Further to my article last week, we have today learned that the Court of Appeal has found in favour of landlords in the much anticipated case of Jervis & Others v Pillar Denton and Others (the Game administration).

To recap: Game entered administration one day after its quarter rent date fell due in March 2012 and its administrators relied on previous case law (Goldacre and Luminar) that they were not liable to pay sums that fell due (rent and service charges) prior to their appointment, as an administration expense. The landlords would have to prove for those sums in the usual way as unsecured creditors.

The landlords challenged this and today succeeded. Accordingly, we will now be dealing with a 'pay as you go' scenario in which, if the administrators are using the leasehold premises for the purposes of the administration, rent and service charges will be payable as an administration expense for the period in which they are in occupation.

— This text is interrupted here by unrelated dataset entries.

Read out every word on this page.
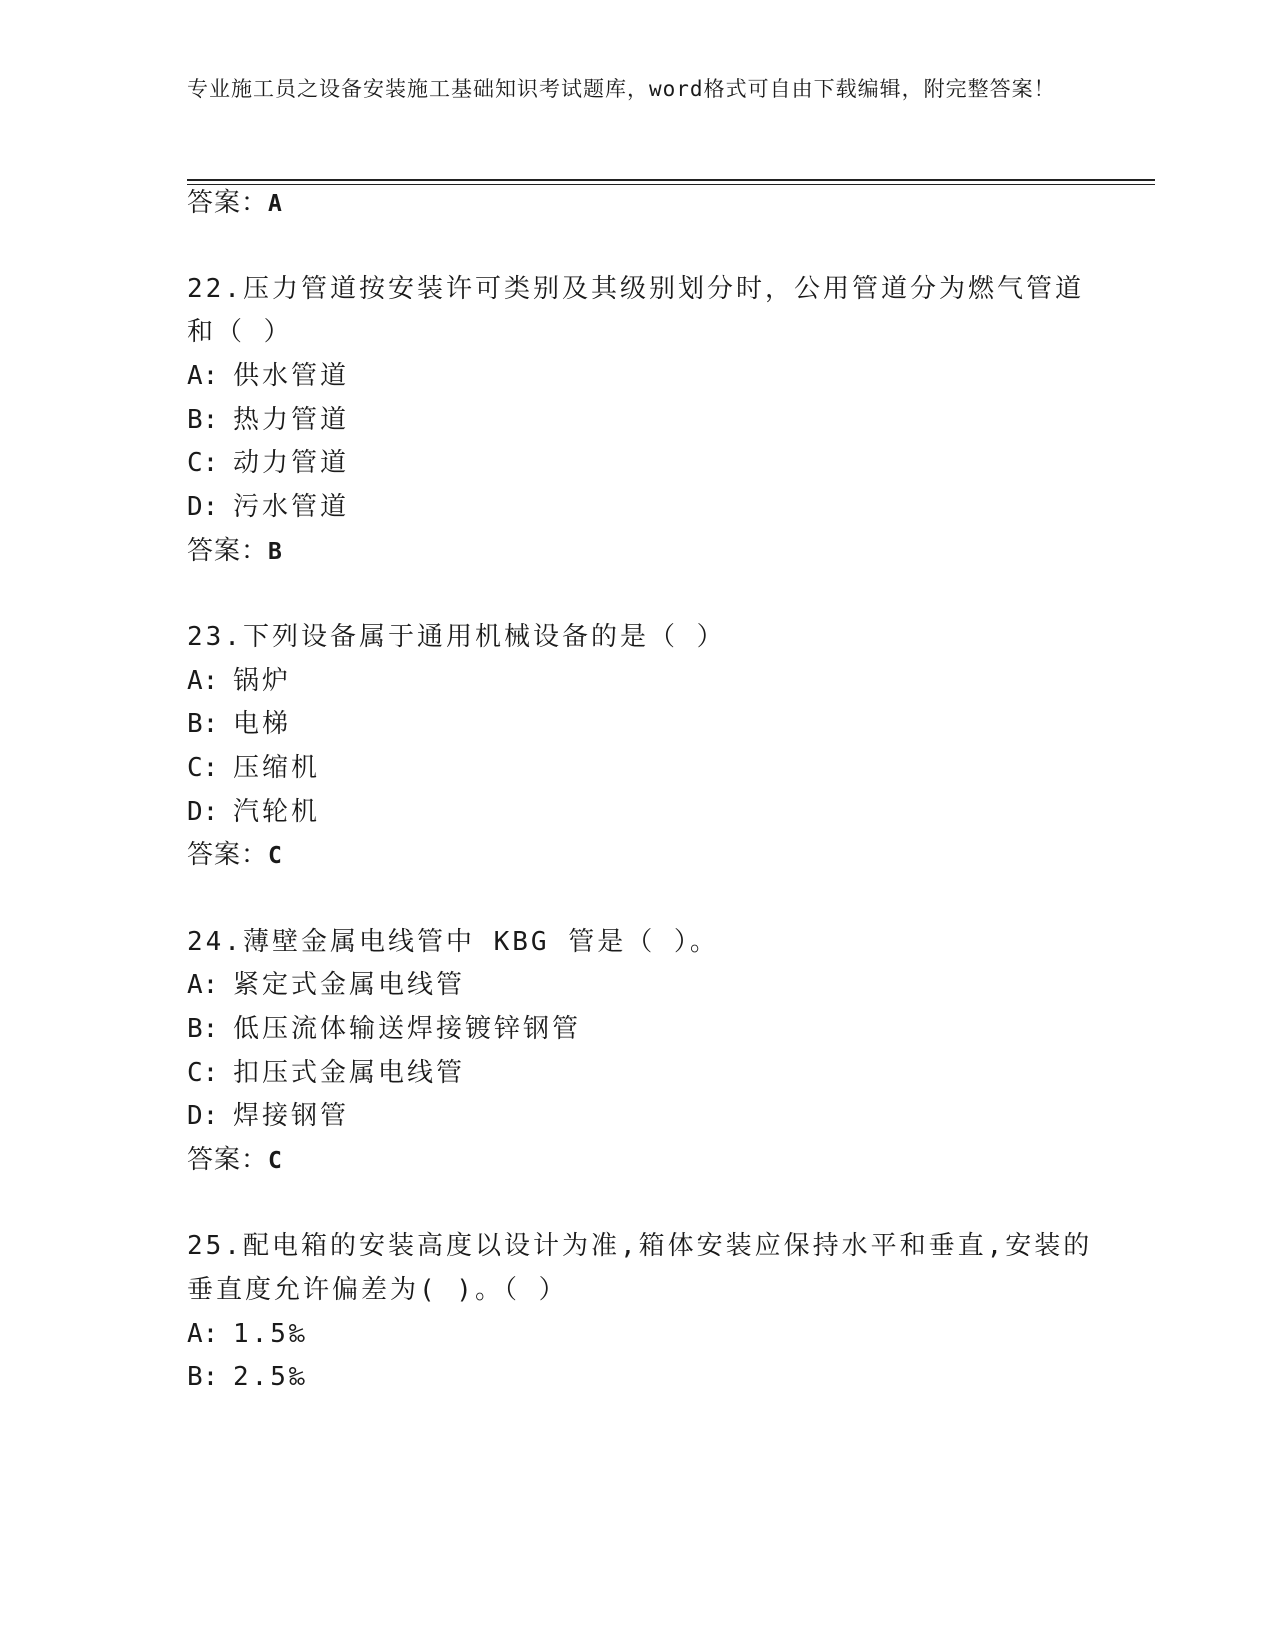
专业施工员之设备安装施工基础知识考试题库，word格式可自由下载编辑，附完整答案！
答案：A
22.压力管道按安装许可类别及其级别划分时，公用管道分为燃气管道
和（ ）
A: 供水管道
B: 热力管道
C: 动力管道
D: 污水管道
答案：B
23.下列设备属于通用机械设备的是（ ）
A: 锅炉
B: 电梯
C: 压缩机
D: 汽轮机
答案：C
24.薄壁金属电线管中 KBG 管是（ ）。
A: 紧定式金属电线管
B: 低压流体输送焊接镀锌钢管
C: 扣压式金属电线管
D: 焊接钢管
答案：C
25.配电箱的安装高度以设计为准,箱体安装应保持水平和垂直,安装的
垂直度允许偏差为( )。（ ）
A: 1.5‰
B: 2.5‰
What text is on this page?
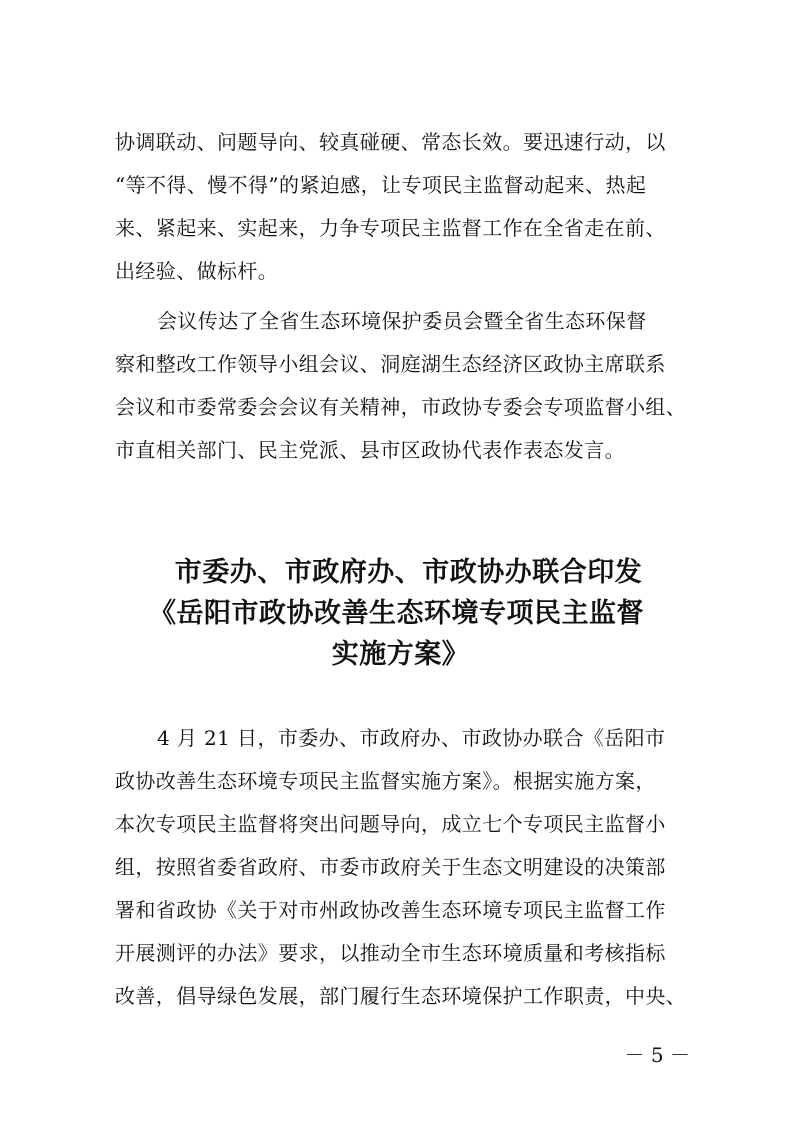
协调联动、问题导向、较真碰硬、常态长效。要迅速行动，以
“等不得、慢不得”的紧迫感，让专项民主监督动起来、热起
来、紧起来、实起来，力争专项民主监督工作在全省走在前、
出经验、做标杆。
会议传达了全省生态环境保护委员会暨全省生态环保督
察和整改工作领导小组会议、洞庭湖生态经济区政协主席联系
会议和市委常委会会议有关精神，市政协专委会专项监督小组、
市直相关部门、民主党派、县市区政协代表作表态发言。
市委办、市政府办、市政协办联合印发
《岳阳市政协改善生态环境专项民主监督
实施方案》
4 月 21 日，市委办、市政府办、市政协办联合《岳阳市
政协改善生态环境专项民主监督实施方案》。根据实施方案，
本次专项民主监督将突出问题导向，成立七个专项民主监督小
组，按照省委省政府、市委市政府关于生态文明建设的决策部
署和省政协《关于对市州政协改善生态环境专项民主监督工作
开展测评的办法》要求，以推动全市生态环境质量和考核指标
改善，倡导绿色发展，部门履行生态环境保护工作职责，中央、
－ 5 －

This is a landmark decision which will have huge ramifications for both administrators and landlords. Landlords will naturally be pleased to see their position ameliorated in the current insolvency regime. At first glance, it is a blow to administrators and other classes of creditors as there will be less sums to distribute after having satisfied landlords. However, at least administrators will have certainty of their rental liabilities, if they occupy the premises for the purpose of the administration. This may not be the end of the matter, however, as an appeal to the Supreme Court is being considered.